The performance of the gradient-boosting decision tree model outperformed the decision tree and random forest models. Analysis based on the SHAP method indicates that sedentary behavior, alcohol consumption, and protein intake were important lifestyle factors predicting the development of overweight and obesity in adults. The amount of alcohol consumption and time spent sedentary were the strongest predictors of overweight and obesity, respectively. Specifically, sedentary behavior exceeding 28-35 h/week, alcohol consumption of more than 7 cups/week, and protein intake exceeding 80 g/day increased the risk of being predicted as overweight and obese.

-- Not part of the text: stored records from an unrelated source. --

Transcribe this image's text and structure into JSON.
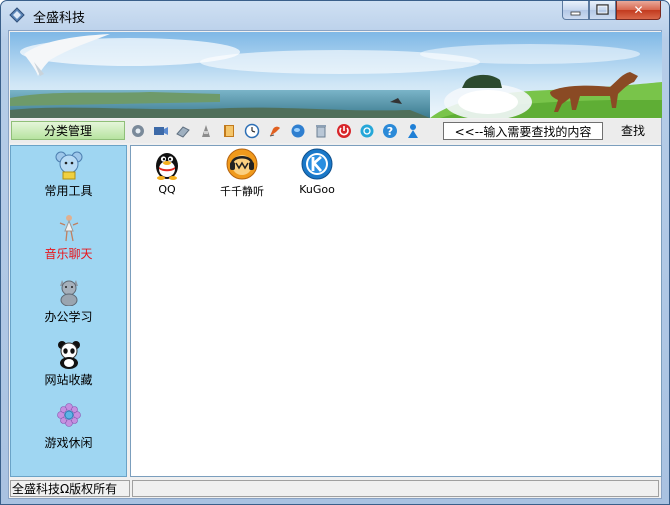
{
  "window": {
    "title": "全盛科技",
    "min_label": "",
    "max_label": "",
    "close_label": "✕"
  },
  "toolbar": {
    "category_header": "分类管理",
    "icons": [
      "gear-icon",
      "camera-icon",
      "eraser-icon",
      "cleaner-icon",
      "book-icon",
      "clock-icon",
      "pen-icon",
      "globe-icon",
      "trash-icon",
      "power-icon",
      "network-icon",
      "help-icon",
      "person-icon"
    ],
    "search_value": "<<--输入需要查找的内容",
    "search_label": "查找"
  },
  "sidebar": {
    "items": [
      {
        "label": "常用工具",
        "icon": "mouse-character-icon",
        "active": false
      },
      {
        "label": "音乐聊天",
        "icon": "dancer-icon",
        "active": true
      },
      {
        "label": "办公学习",
        "icon": "cat-icon",
        "active": false
      },
      {
        "label": "网站收藏",
        "icon": "panda-icon",
        "active": false
      },
      {
        "label": "游戏休闲",
        "icon": "flower-icon",
        "active": false
      }
    ]
  },
  "apps": [
    {
      "label": "QQ",
      "icon": "qq-penguin-icon"
    },
    {
      "label": "千千静听",
      "icon": "ttplayer-icon"
    },
    {
      "label": "KuGoo",
      "icon": "kugoo-icon"
    }
  ],
  "status": {
    "left": "全盛科技Ω版权所有",
    "right": ""
  },
  "colors": {
    "active_category": "#e8151b",
    "sidebar_bg": "#9fd6f2",
    "header_green": "#b7e3a0"
  }
}
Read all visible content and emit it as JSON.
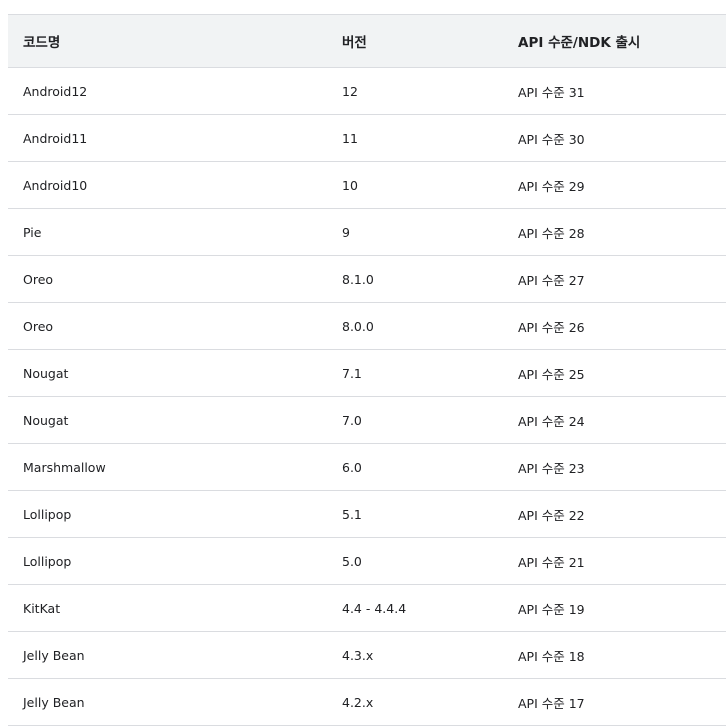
{
  "table": {
    "headers": [
      "코드명",
      "버전",
      "API 수준/NDK 출시"
    ],
    "rows": [
      [
        "Android12",
        "12",
        "API 수준 31"
      ],
      [
        "Android11",
        "11",
        "API 수준 30"
      ],
      [
        "Android10",
        "10",
        "API 수준 29"
      ],
      [
        "Pie",
        "9",
        "API 수준 28"
      ],
      [
        "Oreo",
        "8.1.0",
        "API 수준 27"
      ],
      [
        "Oreo",
        "8.0.0",
        "API 수준 26"
      ],
      [
        "Nougat",
        "7.1",
        "API 수준 25"
      ],
      [
        "Nougat",
        "7.0",
        "API 수준 24"
      ],
      [
        "Marshmallow",
        "6.0",
        "API 수준 23"
      ],
      [
        "Lollipop",
        "5.1",
        "API 수준 22"
      ],
      [
        "Lollipop",
        "5.0",
        "API 수준 21"
      ],
      [
        "KitKat",
        "4.4 - 4.4.4",
        "API 수준 19"
      ],
      [
        "Jelly Bean",
        "4.3.x",
        "API 수준 18"
      ],
      [
        "Jelly Bean",
        "4.2.x",
        "API 수준 17"
      ]
    ]
  },
  "colors": {
    "header_bg": "#f1f3f4",
    "border": "#dadce0",
    "text": "#202124"
  }
}
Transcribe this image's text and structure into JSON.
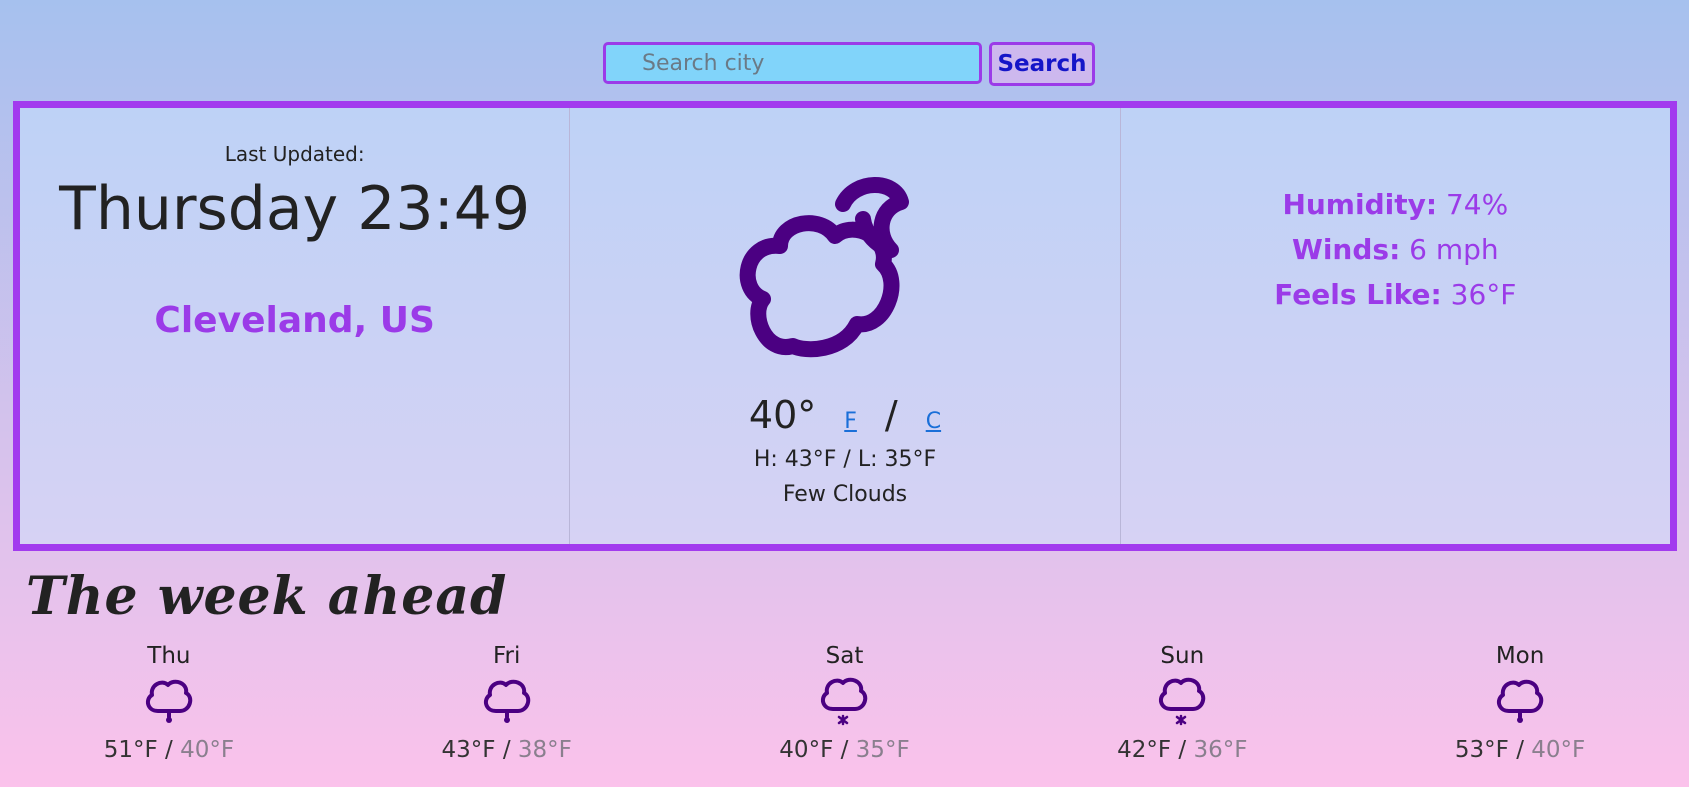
{
  "search": {
    "placeholder": "Search city",
    "button_label": "Search"
  },
  "current": {
    "last_updated_label": "Last Updated:",
    "datetime": "Thursday 23:49",
    "location": "Cleveland, US",
    "icon": "cloud-moon-icon",
    "temperature": "40°",
    "unit_f": "F",
    "unit_separator": "/",
    "unit_c": "C",
    "hilo": "H: 43°F / L: 35°F",
    "description": "Few Clouds",
    "humidity_label": "Humidity:",
    "humidity_value": "74%",
    "winds_label": "Winds:",
    "winds_value": "6 mph",
    "feels_like_label": "Feels Like:",
    "feels_like_value": "36°F"
  },
  "week": {
    "title": "The week ahead",
    "days": [
      {
        "name": "Thu",
        "icon": "rain-cloud-icon",
        "high": "51°F",
        "low": "40°F"
      },
      {
        "name": "Fri",
        "icon": "rain-cloud-icon",
        "high": "43°F",
        "low": "38°F"
      },
      {
        "name": "Sat",
        "icon": "snow-cloud-icon",
        "high": "40°F",
        "low": "35°F"
      },
      {
        "name": "Sun",
        "icon": "snow-cloud-icon",
        "high": "42°F",
        "low": "36°F"
      },
      {
        "name": "Mon",
        "icon": "rain-cloud-icon",
        "high": "53°F",
        "low": "40°F"
      }
    ],
    "separator": "/"
  },
  "colors": {
    "accent": "#9b3be8",
    "icon": "#4b0082",
    "link": "#1a6fd8",
    "search_bg": "#81d4fa"
  }
}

Pooled evidence from two nationally representative studies suggests that recognizing demographic differences and emphasizing the relative importance of sedentary behavior, alcohol consumption, and protein intake are beneficial for managing body weight status in adults. The specific risk thresholds for lifestyle factors observed in this study can help inform and guide future research and public health actions.
超重和肥胖给个人和社会带来了巨大的负担。虽然生活方式因素与超重和肥胖之间的关系已经得到充分证实,但特定生活方式因素的相对贡献仍不清楚。为了解决文献中的这一空白,本研究利用可解释的机器学习方法来确定特定生活方式因素作为成年人超重和肥胖预测指标的相对重要性。

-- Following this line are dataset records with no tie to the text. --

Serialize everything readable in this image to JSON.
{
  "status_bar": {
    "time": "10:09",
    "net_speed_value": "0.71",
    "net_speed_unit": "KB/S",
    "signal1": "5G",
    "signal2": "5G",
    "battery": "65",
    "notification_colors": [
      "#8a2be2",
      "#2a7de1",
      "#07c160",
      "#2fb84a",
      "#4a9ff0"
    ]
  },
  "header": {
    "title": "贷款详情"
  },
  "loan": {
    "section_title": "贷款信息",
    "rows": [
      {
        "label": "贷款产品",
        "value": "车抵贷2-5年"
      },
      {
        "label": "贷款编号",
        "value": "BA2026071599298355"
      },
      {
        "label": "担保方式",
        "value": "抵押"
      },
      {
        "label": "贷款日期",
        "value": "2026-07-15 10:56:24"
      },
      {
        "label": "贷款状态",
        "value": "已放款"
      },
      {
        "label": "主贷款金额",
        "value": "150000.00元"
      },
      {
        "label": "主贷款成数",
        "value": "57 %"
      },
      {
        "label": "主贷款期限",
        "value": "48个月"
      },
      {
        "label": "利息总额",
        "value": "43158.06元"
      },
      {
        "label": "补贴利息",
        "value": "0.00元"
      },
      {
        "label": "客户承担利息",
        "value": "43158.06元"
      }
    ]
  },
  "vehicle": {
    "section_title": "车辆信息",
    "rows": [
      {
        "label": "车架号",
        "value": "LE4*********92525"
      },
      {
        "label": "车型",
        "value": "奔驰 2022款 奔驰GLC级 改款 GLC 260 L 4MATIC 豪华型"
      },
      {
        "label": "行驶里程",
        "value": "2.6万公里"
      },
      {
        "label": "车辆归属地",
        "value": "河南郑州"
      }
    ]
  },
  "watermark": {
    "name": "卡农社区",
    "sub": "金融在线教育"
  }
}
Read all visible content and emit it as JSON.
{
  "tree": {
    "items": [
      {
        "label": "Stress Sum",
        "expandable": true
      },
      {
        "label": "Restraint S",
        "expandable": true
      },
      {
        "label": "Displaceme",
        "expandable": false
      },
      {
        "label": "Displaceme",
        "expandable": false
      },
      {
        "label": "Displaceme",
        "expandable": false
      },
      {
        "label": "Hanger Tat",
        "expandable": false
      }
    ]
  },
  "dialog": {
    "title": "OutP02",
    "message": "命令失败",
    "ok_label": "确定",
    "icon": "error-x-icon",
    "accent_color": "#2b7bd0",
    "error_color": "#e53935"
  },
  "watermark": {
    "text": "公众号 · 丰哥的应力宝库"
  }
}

数据来自中国健康与营养调查(2004-2011 年)和全国健康与营养调查(2007-2014 年)的 46057 名成年人。收集了基本人口统计学信息、自我报告的生活方式因素,包括体力活动、宏量营养素摄入、烟酒消费以及体重状况。采用决策树、随机森林和梯度提升决策树三种机器学习模型,从生活方式因素预测体重状况。利用 SHapley Additive exPlanation(SHAP)方法,通过确定特定生活方式因素对成年人超重和肥胖发展的贡献,来解释表现最佳的模型的预测结果。
梯度提升决策树模型的性能优于决策树和随机森林模型。基于 SHAP 方法的分析表明,久坐行为、饮酒和蛋白质摄入是预测成年人超重和肥胖的重要生活方式因素。饮酒量和久坐时间是预测超重和肥胖的最强因素。具体来说,每周久坐超过 28-35 小时、每周饮酒超过 7 杯和每天蛋白质摄入超过 80 克,都会增加被预测为超重和肥胖的风险。
两项具有全国代表性的研究综合证据表明,认识到人口统计学差异并强调久坐行为、饮酒和蛋白质摄入的相对重要性,有利于管理成年人的体重状况。本研究观察到的生活方式因素的具体风险阈值可以为未来的研究和公共卫生行动提供信息和指导。